Ben Stillman, SVP, Black Bear Pictures (The Imitation Game, Suburbicon, Mudbound)
Ben agreed with Paul that it’s paramount for producers in this day and age to keep costs down. To that end, he specifically pointed to the need for an experienced line producer and how critical that is toward the potential success of any film. A serious line producer will put together a budget with no fat. Additionally, everyone involved with the film has to put the project first. Egos get checked at the door. At Black Bear Pictures no one travels first class. There are no legions of assistants. You can save a ton of money without sacrificing quality.
As for the projects that are attractive to Black Bear Pictures Ben said that everything begins with the script. If the material is on point, even if it doesn’t appeal to a wide audience, you’ll be able to attract name talent. Exciting, original voices inspire people to take risks.
When asked to name the biggest mistake producers looking to put projects together make, all panelists agreed it’s a lack of networking and relationship building. Too many people are looking for someone accomplished to do the heavy lifting for them. Worse, these people are asking a stranger to do the heavy lifting. They have not formed a relationship. They have not build trust.

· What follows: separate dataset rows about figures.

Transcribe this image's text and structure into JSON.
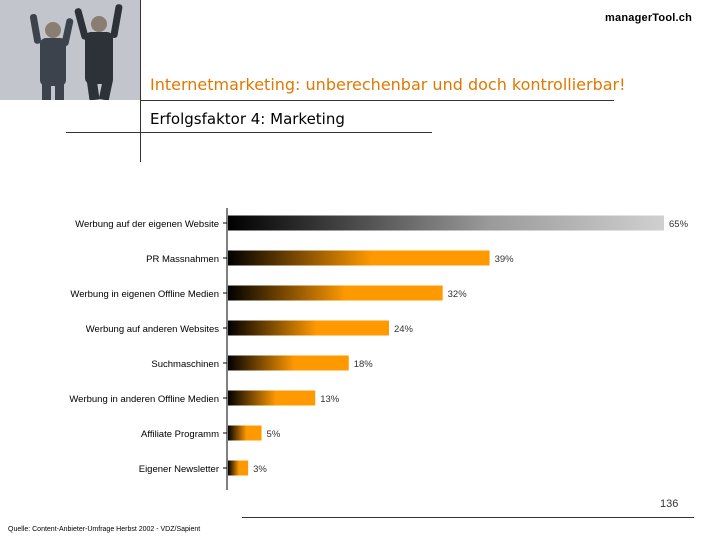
{
  "brand": "managerTool.ch",
  "header": {
    "title": "Internetmarketing: unberechenbar und doch kontrollierbar!",
    "subtitle": "Erfolgsfaktor 4: Marketing"
  },
  "footer": {
    "page": "136",
    "source": "Quelle: Content-Anbieter-Umfrage Herbst 2002 - VDZ/Sapient"
  },
  "colors": {
    "accent": "#ff9900",
    "title": "#e07800",
    "top_bar": "#bdbdbd"
  },
  "chart_data": {
    "type": "bar",
    "orientation": "horizontal",
    "categories": [
      "Werbung auf der eigenen Website",
      "PR Massnahmen",
      "Werbung in eigenen Offline Medien",
      "Werbung auf anderen Websites",
      "Suchmaschinen",
      "Werbung in anderen Offline Medien",
      "Affiliate Programm",
      "Eigener Newsletter"
    ],
    "values": [
      65,
      39,
      32,
      24,
      18,
      13,
      5,
      3
    ],
    "value_labels": [
      "65%",
      "39%",
      "32%",
      "24%",
      "18%",
      "13%",
      "5%",
      "3%"
    ],
    "xlim": [
      0,
      65
    ],
    "grid": false,
    "legend": "none"
  }
}
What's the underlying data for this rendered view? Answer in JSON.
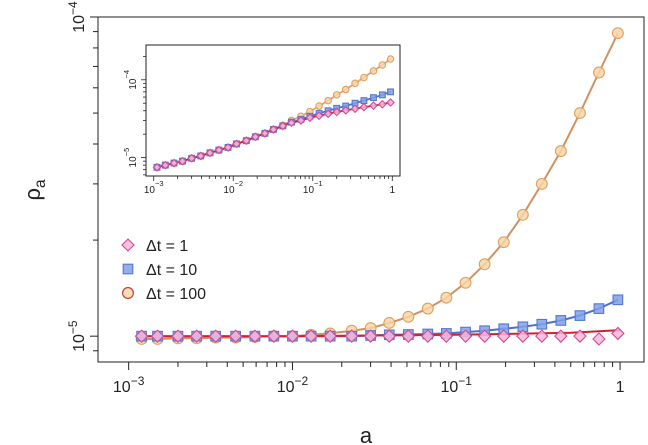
{
  "chart_data": [
    {
      "id": "main",
      "type": "scatter",
      "xlabel": "a",
      "ylabel_base": "ρ",
      "ylabel_sub": "a",
      "x_scale": "log",
      "y_scale": "log",
      "xlim": [
        0.00065,
        1.4
      ],
      "ylim": [
        8.3e-06,
        0.0001
      ],
      "x_ticks": [
        {
          "value": 0.001,
          "base": "10",
          "exp": "−3"
        },
        {
          "value": 0.01,
          "base": "10",
          "exp": "−2"
        },
        {
          "value": 0.1,
          "base": "10",
          "exp": "−1"
        },
        {
          "value": 1,
          "base": "1",
          "exp": ""
        }
      ],
      "y_ticks": [
        {
          "value": 1e-05,
          "base": "10",
          "exp": "−5"
        },
        {
          "value": 0.0001,
          "base": "10",
          "exp": "−4"
        }
      ],
      "legend_position": "left",
      "series": [
        {
          "name": "Δt = 1",
          "marker": "diamond",
          "fill": "#f3b6d6",
          "stroke": "#d4489a",
          "line_color": null,
          "x": [
            0.0012,
            0.0015,
            0.002,
            0.0026,
            0.0034,
            0.0045,
            0.0059,
            0.0077,
            0.01,
            0.013,
            0.017,
            0.023,
            0.03,
            0.039,
            0.051,
            0.067,
            0.087,
            0.114,
            0.149,
            0.195,
            0.255,
            0.333,
            0.435,
            0.569,
            0.743,
            0.97
          ],
          "y": [
            1e-05,
            1e-05,
            1e-05,
            1e-05,
            1e-05,
            1e-05,
            1e-05,
            1e-05,
            1e-05,
            1e-05,
            1e-05,
            1e-05,
            1e-05,
            1e-05,
            1e-05,
            1e-05,
            1e-05,
            1e-05,
            1e-05,
            1e-05,
            1e-05,
            1e-05,
            1e-05,
            1e-05,
            9.8e-06,
            1.02e-05
          ]
        },
        {
          "name": "Δt = 10",
          "marker": "square",
          "fill": "#7fa0e8",
          "stroke": "#5577cc",
          "line_color": "#4a6fd0",
          "x": [
            0.0012,
            0.0015,
            0.002,
            0.0026,
            0.0034,
            0.0045,
            0.0059,
            0.0077,
            0.01,
            0.013,
            0.017,
            0.023,
            0.03,
            0.039,
            0.051,
            0.067,
            0.087,
            0.114,
            0.149,
            0.195,
            0.255,
            0.333,
            0.435,
            0.569,
            0.743,
            0.97
          ],
          "y": [
            1e-05,
            1e-05,
            1e-05,
            1e-05,
            1e-05,
            1e-05,
            1e-05,
            1e-05,
            1e-05,
            1e-05,
            1e-05,
            1e-05,
            1.005e-05,
            1.01e-05,
            1.012e-05,
            1.016e-05,
            1.02e-05,
            1.03e-05,
            1.04e-05,
            1.055e-05,
            1.07e-05,
            1.09e-05,
            1.12e-05,
            1.16e-05,
            1.22e-05,
            1.3e-05
          ]
        },
        {
          "name": "Δt = 100",
          "marker": "circle",
          "fill": "#f6d6a8",
          "stroke": "#e0a060",
          "legend_stroke": "#c0392b",
          "line_color": "#d09060",
          "x": [
            0.0012,
            0.0015,
            0.002,
            0.0026,
            0.0034,
            0.0045,
            0.0059,
            0.0077,
            0.01,
            0.013,
            0.017,
            0.023,
            0.03,
            0.039,
            0.051,
            0.067,
            0.087,
            0.114,
            0.149,
            0.195,
            0.255,
            0.333,
            0.435,
            0.569,
            0.743,
            0.97
          ],
          "y": [
            9.8e-06,
            9.8e-06,
            9.85e-06,
            9.85e-06,
            9.9e-06,
            9.9e-06,
            9.95e-06,
            1e-05,
            1e-05,
            1.01e-05,
            1.02e-05,
            1.04e-05,
            1.06e-05,
            1.1e-05,
            1.15e-05,
            1.22e-05,
            1.32e-05,
            1.47e-05,
            1.68e-05,
            1.97e-05,
            2.4e-05,
            3e-05,
            3.8e-05,
            5e-05,
            6.7e-05,
            8.9e-05
          ]
        },
        {
          "name": "",
          "marker": "none",
          "line_color": "#cc2233",
          "x": [
            0.0011,
            0.01,
            0.1,
            0.5,
            1.0
          ],
          "y": [
            1e-05,
            1e-05,
            1.01e-05,
            1.025e-05,
            1.045e-05
          ]
        }
      ]
    },
    {
      "id": "inset",
      "type": "scatter",
      "x_scale": "log",
      "y_scale": "log",
      "xlim": [
        0.0008,
        1.25
      ],
      "ylim": [
        5.8e-06,
        0.00028
      ],
      "x_ticks": [
        {
          "value": 0.001,
          "base": "10",
          "exp": "−3"
        },
        {
          "value": 0.01,
          "base": "10",
          "exp": "−2"
        },
        {
          "value": 0.1,
          "base": "10",
          "exp": "−1"
        },
        {
          "value": 1,
          "base": "1",
          "exp": ""
        }
      ],
      "y_ticks": [
        {
          "value": 1e-05,
          "base": "10",
          "exp": "−5"
        },
        {
          "value": 0.0001,
          "base": "10",
          "exp": "−4"
        }
      ],
      "series": [
        {
          "name": "Δt = 100",
          "marker": "circle",
          "fill": "#f6d6a8",
          "stroke": "#e0a060",
          "line_color": "#e0a070",
          "x": [
            0.0011,
            0.0014,
            0.0018,
            0.0023,
            0.003,
            0.0039,
            0.0051,
            0.0066,
            0.0086,
            0.011,
            0.0146,
            0.019,
            0.025,
            0.032,
            0.042,
            0.054,
            0.071,
            0.092,
            0.12,
            0.156,
            0.2,
            0.26,
            0.34,
            0.44,
            0.58,
            0.75,
            0.95
          ],
          "y": [
            7.5e-06,
            8e-06,
            8.5e-06,
            9e-06,
            9.8e-06,
            1.05e-05,
            1.15e-05,
            1.25e-05,
            1.35e-05,
            1.5e-05,
            1.65e-05,
            1.85e-05,
            2.05e-05,
            2.3e-05,
            2.6e-05,
            3e-05,
            3.4e-05,
            3.9e-05,
            4.6e-05,
            5.4e-05,
            6.4e-05,
            7.5e-05,
            9e-05,
            0.000107,
            0.00013,
            0.000155,
            0.000185
          ]
        },
        {
          "name": "Δt = 10",
          "marker": "square",
          "fill": "#7fa0e8",
          "stroke": "#5577cc",
          "line_color": "#4a6fd0",
          "x": [
            0.0011,
            0.0014,
            0.0018,
            0.0023,
            0.003,
            0.0039,
            0.0051,
            0.0066,
            0.0086,
            0.011,
            0.0146,
            0.019,
            0.025,
            0.032,
            0.042,
            0.054,
            0.071,
            0.092,
            0.12,
            0.156,
            0.2,
            0.26,
            0.34,
            0.44,
            0.58,
            0.75,
            0.95
          ],
          "y": [
            7.5e-06,
            8e-06,
            8.5e-06,
            9e-06,
            9.8e-06,
            1.05e-05,
            1.15e-05,
            1.25e-05,
            1.35e-05,
            1.5e-05,
            1.65e-05,
            1.85e-05,
            2.05e-05,
            2.3e-05,
            2.55e-05,
            2.85e-05,
            3.1e-05,
            3.4e-05,
            3.7e-05,
            4e-05,
            4.3e-05,
            4.6e-05,
            5e-05,
            5.4e-05,
            5.9e-05,
            6.4e-05,
            7e-05
          ]
        },
        {
          "name": "Δt = 1",
          "marker": "diamond",
          "fill": "#f3b6d6",
          "stroke": "#d4489a",
          "line_color": "#cc2233",
          "x": [
            0.0011,
            0.0014,
            0.0018,
            0.0023,
            0.003,
            0.0039,
            0.0051,
            0.0066,
            0.0086,
            0.011,
            0.0146,
            0.019,
            0.025,
            0.032,
            0.042,
            0.054,
            0.071,
            0.092,
            0.12,
            0.156,
            0.2,
            0.26,
            0.34,
            0.44,
            0.58,
            0.75,
            0.95
          ],
          "y": [
            7.5e-06,
            8e-06,
            8.5e-06,
            9e-06,
            9.8e-06,
            1.05e-05,
            1.15e-05,
            1.25e-05,
            1.35e-05,
            1.5e-05,
            1.65e-05,
            1.85e-05,
            2.05e-05,
            2.3e-05,
            2.55e-05,
            2.8e-05,
            3e-05,
            3.25e-05,
            3.45e-05,
            3.65e-05,
            3.85e-05,
            4.05e-05,
            4.25e-05,
            4.45e-05,
            4.65e-05,
            4.85e-05,
            5.1e-05
          ]
        }
      ]
    }
  ]
}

They have no currency.
I took this opportunity to tell a couple of inspiring stories from members of Stage 32 and one of my own (my screenplay The End Game is currently in development at Paul’s company – something that only came to be through networking, relationships and the vouching of trusted sources) which illustrated how treating networking and crowdsourcing as a job led to relationships which launched a variety of successful projects.
Ultimately, all panelists agreed, and I do as well, you have to bring value to get value.